If $F$ has a finite resolution of invertible sheaves for any finite rank vector bundle $F$ on $X$ it follows $K_0(X)$ is generated by the invertible sheaves $\mathcal{O}(n)$ for $n \in \mathbb{Z}$. Hence there is a surjection

$$ \rho: \mathbb{Z}[t, t^{-}] \rightarrow K_0(X)$$

defined by $\rho(f(t^i)):=f([\mathcal{O}(i)]), i=1,-1$, and an isomorphism

$$I1.\text{ }K_0(X) \cong \mathbb{Z}[t, t^{-1}]/(ker(\rho)).$$

There is an isomorphism $K_0(X)_{\mathbb{Q}}\cong CH^*(X)_{\mathbb{Q}}$

where $CH^*(X)$ is the Chow group of $X$ and $CH^*(X)$ is "infinite dimensional". But this does not immediately contradict the isomorphism I1.

Question: "Is there anything we can tell about the kernels and cokernels of the differentials? Like are they necessarily generated by extensions of line bundles O(n) or they can be very complicated vector bundles?"
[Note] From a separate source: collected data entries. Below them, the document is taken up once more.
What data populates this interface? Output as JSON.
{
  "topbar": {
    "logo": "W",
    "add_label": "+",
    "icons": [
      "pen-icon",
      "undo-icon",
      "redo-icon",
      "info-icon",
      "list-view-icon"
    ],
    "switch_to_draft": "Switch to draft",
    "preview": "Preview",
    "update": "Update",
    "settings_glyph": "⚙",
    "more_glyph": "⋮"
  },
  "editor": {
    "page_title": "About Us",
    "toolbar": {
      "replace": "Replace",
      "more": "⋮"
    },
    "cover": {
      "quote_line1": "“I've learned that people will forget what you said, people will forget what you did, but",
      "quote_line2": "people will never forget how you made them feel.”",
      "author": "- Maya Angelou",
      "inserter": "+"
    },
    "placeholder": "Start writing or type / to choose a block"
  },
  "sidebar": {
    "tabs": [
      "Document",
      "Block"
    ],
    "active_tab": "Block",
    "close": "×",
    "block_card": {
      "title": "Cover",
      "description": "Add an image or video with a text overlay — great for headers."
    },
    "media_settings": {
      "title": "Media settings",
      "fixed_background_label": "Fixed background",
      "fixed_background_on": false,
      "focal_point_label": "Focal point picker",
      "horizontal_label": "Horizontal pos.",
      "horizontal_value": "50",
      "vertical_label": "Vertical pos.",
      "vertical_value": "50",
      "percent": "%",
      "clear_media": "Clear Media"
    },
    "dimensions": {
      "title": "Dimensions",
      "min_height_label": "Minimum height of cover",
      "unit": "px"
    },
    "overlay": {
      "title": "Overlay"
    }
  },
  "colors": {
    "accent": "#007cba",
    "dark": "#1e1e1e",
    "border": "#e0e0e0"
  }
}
Answer: As shown above: Any coherent module is the cokernel of such a map. The kernel of such a map is always coherent. If $E$ is finite rank and locally free, it follows $E$ can be realized as a subsheaf of such a finite direct sum. In the case of projective space it follows any coherent sheaf $E$ has a finite resolution by finite direct sums of invertible sheaves and you get an equality

$$ K_0(\mathbb{P}^N_k)\cong \mathbb{Z}\{[\mathcal{O}(n)]:n \in \mathbb{Z} \}.$$

The projective bundle formula confirms this calculation: It gives

$$K_0(\mathbb{P}^N_k)\cong \mathbb{Z}[t]/(t^{N+1})$$

where $t:=1-[\mathcal{O}(-1)]$.

https://en.wikipedia.org/wiki/Hilbert%27s_syzygy_theorem

Comment: "This doesn't answer the question as it is not known whether this resolution will end or not. If you re-read the question it is about a bounded long exact sequence on such objects."

Answer: It is well known the grothendieck group $K_0(X)$ is not generated by invertible sheaves in general, hence the answer to your question is: Not in general. For projective space it is true as shown above.